Return on capital employed (ROCE) has dropped to 23.61%, the bottom in current durations, signalling diminished effectivity in producing returns from invested capital. Over the previous yr, the inventory has delivered a unfavourable return of 45.26%, underperforming the BSE500 benchmark persistently over the past three years. This persistent underperformance highlights the corporate’s wrestle to generate shareholder worth in a aggressive surroundings.

Technical Outlook

From a technical perspective, the inventory is rated bearish. Price motion over current months has been weak, with the inventory declining 16.39% over the previous month and 22.12% over the previous three months. The six-month return stands at a steep unfavourable 38.07%, and the year-to-date efficiency is down 18.63%. These tendencies counsel sustained promoting strain and an absence of constructive momentum amongst traders.

The every day value change of +0.33% on 23 February 2026 is a minor uptick however inadequate to change the prevailing unfavourable technical sentiment. The bearish technical grade reinforces the warning suggested by the basic evaluation.

Implications for Investors

For traders, the Strong Sell score on Clean Science & Technology Ltd alerts a excessive threat of continued underperformance. The mixture of costly valuation, unfavourable monetary tendencies, and bearish technical indicators means that the inventory might face additional draw back strain. While the corporate’s high quality metrics stay respectable, they’re at present outweighed by the broader challenges impacting profitability and market sentiment.

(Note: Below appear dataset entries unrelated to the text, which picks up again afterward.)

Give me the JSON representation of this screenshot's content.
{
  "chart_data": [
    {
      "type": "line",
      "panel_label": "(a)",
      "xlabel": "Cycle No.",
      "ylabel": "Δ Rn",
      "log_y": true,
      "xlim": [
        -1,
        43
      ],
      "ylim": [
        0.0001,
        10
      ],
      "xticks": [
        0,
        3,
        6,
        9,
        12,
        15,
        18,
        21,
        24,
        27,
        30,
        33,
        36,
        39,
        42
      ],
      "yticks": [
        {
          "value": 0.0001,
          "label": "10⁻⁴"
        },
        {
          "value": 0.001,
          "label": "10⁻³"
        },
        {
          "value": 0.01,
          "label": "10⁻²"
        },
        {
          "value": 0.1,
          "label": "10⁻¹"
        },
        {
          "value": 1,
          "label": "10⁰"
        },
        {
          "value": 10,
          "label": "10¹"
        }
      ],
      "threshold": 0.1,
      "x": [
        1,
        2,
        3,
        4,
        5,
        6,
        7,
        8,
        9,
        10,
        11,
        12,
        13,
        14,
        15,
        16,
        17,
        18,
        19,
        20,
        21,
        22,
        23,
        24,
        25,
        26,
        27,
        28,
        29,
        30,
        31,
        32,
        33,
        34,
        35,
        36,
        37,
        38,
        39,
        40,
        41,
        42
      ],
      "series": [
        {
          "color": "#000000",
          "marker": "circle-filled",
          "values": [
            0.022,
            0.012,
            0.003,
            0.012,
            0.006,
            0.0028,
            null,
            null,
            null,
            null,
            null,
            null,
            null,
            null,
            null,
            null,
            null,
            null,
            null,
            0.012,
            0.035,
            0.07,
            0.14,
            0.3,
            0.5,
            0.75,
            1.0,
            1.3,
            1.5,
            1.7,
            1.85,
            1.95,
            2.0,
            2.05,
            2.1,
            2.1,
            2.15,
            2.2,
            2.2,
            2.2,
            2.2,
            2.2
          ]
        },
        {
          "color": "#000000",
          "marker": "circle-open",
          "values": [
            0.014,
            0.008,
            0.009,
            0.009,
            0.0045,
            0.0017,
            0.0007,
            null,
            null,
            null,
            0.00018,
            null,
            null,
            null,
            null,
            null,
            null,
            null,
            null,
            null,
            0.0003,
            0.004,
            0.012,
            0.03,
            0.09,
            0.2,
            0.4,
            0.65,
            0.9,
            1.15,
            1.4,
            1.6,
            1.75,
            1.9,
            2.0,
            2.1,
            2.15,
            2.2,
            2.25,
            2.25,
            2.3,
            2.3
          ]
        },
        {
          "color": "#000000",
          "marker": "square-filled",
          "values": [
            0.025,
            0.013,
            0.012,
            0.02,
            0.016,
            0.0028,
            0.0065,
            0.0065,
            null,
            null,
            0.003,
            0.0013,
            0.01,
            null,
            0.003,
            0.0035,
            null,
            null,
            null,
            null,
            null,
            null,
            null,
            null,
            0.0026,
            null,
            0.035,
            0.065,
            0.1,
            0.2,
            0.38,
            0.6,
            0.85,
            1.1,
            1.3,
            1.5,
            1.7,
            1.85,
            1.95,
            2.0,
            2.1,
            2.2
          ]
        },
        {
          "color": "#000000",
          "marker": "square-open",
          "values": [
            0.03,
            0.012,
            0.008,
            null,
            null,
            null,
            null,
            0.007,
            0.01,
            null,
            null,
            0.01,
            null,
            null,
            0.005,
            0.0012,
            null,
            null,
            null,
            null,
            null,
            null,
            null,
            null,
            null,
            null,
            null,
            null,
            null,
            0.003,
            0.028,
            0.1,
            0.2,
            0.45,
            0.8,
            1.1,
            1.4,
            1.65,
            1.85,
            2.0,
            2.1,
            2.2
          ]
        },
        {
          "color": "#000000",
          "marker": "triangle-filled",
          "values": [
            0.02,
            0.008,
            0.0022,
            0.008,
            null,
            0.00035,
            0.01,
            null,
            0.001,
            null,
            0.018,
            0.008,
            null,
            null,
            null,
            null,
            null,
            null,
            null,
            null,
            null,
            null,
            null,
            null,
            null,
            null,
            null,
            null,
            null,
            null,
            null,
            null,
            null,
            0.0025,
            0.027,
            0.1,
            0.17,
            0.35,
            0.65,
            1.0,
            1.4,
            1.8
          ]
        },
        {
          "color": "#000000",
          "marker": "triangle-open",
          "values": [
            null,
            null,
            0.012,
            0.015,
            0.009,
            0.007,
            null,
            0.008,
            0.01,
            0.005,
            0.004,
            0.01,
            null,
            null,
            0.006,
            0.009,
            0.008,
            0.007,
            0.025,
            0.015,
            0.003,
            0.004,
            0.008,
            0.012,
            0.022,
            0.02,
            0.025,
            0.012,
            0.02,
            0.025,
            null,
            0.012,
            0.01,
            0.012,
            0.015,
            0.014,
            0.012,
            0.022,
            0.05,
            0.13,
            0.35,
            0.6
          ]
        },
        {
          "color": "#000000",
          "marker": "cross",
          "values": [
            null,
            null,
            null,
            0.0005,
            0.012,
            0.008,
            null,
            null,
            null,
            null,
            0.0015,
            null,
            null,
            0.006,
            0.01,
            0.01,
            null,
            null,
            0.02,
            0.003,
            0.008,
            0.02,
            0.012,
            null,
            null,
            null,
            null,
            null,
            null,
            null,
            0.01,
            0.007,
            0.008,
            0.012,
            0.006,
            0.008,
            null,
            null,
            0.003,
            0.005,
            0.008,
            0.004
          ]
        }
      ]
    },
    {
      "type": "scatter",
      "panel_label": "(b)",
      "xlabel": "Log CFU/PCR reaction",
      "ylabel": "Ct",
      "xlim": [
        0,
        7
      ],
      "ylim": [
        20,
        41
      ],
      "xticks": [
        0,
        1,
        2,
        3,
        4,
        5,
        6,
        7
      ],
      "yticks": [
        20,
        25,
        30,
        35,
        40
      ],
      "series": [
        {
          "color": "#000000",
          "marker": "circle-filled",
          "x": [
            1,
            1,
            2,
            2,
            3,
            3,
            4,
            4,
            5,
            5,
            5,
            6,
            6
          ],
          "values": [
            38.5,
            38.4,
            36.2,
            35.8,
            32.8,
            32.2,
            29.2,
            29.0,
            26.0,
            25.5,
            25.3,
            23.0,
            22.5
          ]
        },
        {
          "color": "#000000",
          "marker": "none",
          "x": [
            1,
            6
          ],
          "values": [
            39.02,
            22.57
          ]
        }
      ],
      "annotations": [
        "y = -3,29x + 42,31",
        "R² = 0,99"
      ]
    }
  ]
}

Investors ought to fastidiously take into account these elements earlier than initiating or sustaining positions within the inventory. The score advises prudence and means that capital could also be higher allotted to extra favourably positioned alternatives throughout the specialty chemical compounds sector or broader market.

Summary of Key Metrics as of 23 February 2026

Clean Science & Technology Ltd’s present market capitalisation stays within the smallcap class, reflecting its area of interest place throughout the specialty chemical compounds sector. The Mojo Score stands at 28.0, categorising the inventory firmly throughout the Strong Sell grade, down from a earlier Sell score of 37 factors as of 06 Nov 2025.

Stock returns over numerous durations illustrate the difficult surroundings: a 1-day achieve of 0.33% contrasts sharply with longer-term declines of 4.11% over one week, 16.39% over one month, and a big 45.26% loss over the previous yr. These figures underscore the inventory’s persistent underperformance relative to market benchmarks.

Operationally, the corporate’s subdued progress in working revenue and declining quarterly PAT spotlight ongoing profitability pressures. The low ROCE and excessive valuation multiples additional complicate the funding case, suggesting that the inventory’s value doesn’t at present mirror its underlying monetary well being.

In conclusion, the Strong Sell score displays a complete evaluation of Clean Science & Technology Ltd’s present challenges and dangers. Investors are suggested to method the inventory with warning, recognising the potential for continued volatility and draw back threat within the close to time period.